The image given is only an embedding of manifolds, and doesn't look like an embedding of differential manifolds, and even less of an embedding of smooth manifolds.
To be an embedding of differential manifolds, you need your map to induce an injective map on tangent vectors. Here, at the end of the infinitely shrinking knot, there is no tangent line to your embedding : on one side you want to send the tangent vector to a horizontal vector, but on the other side, the slope keeps turning in circle as you get closer to the singularity.

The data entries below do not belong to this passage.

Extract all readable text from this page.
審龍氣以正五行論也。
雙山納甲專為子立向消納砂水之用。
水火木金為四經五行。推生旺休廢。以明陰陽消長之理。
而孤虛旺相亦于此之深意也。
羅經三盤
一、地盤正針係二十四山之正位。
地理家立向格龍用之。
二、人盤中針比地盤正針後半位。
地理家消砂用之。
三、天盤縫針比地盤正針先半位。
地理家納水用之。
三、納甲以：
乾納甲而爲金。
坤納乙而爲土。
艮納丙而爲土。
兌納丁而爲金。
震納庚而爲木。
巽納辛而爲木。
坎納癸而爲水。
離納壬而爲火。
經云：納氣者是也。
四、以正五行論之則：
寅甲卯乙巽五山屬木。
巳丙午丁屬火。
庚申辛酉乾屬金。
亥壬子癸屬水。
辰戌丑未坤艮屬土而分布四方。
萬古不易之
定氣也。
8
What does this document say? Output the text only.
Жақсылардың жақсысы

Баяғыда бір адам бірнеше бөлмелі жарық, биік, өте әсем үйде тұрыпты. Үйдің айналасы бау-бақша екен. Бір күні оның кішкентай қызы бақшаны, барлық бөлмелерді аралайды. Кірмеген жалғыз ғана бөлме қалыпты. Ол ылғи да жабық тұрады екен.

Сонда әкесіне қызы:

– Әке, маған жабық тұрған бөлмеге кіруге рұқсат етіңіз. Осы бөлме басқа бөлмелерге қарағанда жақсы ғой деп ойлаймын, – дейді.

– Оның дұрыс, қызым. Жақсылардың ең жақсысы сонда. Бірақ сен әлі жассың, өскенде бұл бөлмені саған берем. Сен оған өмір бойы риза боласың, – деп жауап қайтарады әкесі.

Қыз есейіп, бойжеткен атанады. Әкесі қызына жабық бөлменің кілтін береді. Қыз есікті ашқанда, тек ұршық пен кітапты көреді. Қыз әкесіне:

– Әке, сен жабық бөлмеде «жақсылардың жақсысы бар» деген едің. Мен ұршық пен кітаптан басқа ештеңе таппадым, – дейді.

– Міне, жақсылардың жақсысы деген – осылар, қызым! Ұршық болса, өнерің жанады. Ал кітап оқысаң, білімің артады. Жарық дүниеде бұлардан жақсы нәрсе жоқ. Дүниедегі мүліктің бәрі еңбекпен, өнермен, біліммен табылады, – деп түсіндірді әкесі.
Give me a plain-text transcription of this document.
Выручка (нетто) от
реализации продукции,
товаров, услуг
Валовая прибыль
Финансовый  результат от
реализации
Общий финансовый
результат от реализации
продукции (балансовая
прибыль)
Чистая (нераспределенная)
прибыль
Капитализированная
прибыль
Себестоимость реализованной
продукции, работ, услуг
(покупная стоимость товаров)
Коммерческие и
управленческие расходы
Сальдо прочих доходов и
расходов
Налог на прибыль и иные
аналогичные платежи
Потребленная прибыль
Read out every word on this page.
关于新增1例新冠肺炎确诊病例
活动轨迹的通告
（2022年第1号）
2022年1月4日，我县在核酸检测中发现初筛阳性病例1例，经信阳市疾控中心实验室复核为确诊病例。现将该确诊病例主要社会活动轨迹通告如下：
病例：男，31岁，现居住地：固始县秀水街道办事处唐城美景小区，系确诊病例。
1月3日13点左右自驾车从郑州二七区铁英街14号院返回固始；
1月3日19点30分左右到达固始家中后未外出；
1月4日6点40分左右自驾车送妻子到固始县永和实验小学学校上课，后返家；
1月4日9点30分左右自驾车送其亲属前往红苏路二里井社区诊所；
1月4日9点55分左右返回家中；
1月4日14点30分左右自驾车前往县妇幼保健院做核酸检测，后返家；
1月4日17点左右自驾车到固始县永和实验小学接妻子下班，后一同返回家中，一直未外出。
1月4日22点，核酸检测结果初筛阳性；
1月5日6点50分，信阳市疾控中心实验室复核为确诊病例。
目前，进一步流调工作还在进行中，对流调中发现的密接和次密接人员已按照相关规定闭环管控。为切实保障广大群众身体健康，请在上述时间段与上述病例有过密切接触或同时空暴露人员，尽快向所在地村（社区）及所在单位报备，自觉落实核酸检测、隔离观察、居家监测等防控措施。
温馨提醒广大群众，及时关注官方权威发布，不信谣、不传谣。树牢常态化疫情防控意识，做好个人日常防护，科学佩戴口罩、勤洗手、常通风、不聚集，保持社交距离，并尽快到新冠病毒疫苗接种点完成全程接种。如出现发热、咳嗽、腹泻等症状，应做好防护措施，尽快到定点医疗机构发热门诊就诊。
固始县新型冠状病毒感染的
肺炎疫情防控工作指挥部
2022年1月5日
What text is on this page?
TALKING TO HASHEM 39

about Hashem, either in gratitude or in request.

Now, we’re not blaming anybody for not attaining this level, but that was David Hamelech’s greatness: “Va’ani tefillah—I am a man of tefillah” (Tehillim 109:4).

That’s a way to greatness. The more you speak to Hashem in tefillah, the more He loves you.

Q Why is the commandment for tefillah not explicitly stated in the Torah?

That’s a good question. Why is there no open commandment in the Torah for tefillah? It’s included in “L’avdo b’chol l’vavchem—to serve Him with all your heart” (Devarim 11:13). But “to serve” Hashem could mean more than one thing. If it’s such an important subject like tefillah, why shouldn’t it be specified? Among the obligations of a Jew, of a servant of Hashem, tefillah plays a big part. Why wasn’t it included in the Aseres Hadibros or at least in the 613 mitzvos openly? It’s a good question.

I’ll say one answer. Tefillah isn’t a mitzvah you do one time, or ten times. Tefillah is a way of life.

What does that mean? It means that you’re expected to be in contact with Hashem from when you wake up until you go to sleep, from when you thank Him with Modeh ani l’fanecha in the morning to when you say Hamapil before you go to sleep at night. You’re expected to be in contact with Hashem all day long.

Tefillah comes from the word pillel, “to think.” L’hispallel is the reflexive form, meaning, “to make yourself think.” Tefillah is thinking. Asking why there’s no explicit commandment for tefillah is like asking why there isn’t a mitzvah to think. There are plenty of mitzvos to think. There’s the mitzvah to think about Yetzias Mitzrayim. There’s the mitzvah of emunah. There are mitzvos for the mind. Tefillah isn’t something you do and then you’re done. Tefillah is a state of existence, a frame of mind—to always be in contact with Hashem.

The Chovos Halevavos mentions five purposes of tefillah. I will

However, all is not lost, you can squeeze the chain : instead of using a map of the kind $t \mapsto (tx(\log t), ty(\log t), tz(\log t))$ for some periodic functions $x,y,z$, use $t \mapsto (tx(\log t), t^2x(\log t)y(\log t), t^2x(\log t)z(\log t))$ instead. It is still not differentiable at $t=0$ because $x(\log t)$ isn't convergent, but at least there is a tangent line. I think you may find a differentiable wild knot with enough tinkering.
But you can't have a map of $C^1$ manifolds (nor of smooth manifolds) that looks like that. If the map was $C^1$, the tangent line has to vary continuously when you move along the knot, so there has to be a whole neighboorhood around the singularity where all the tangent lines don't differ from the horizontal line by, say, a $\pi/4$ angle. But you can't make any wild knotting with only using tangent lines in that cone. In particular, you can locally thicken your knot by attaching small disks all orthogonal to the original horizontal tangent vector.
Then since the circle is compact, you should be able to get a global thickening from a finite number of those local ones.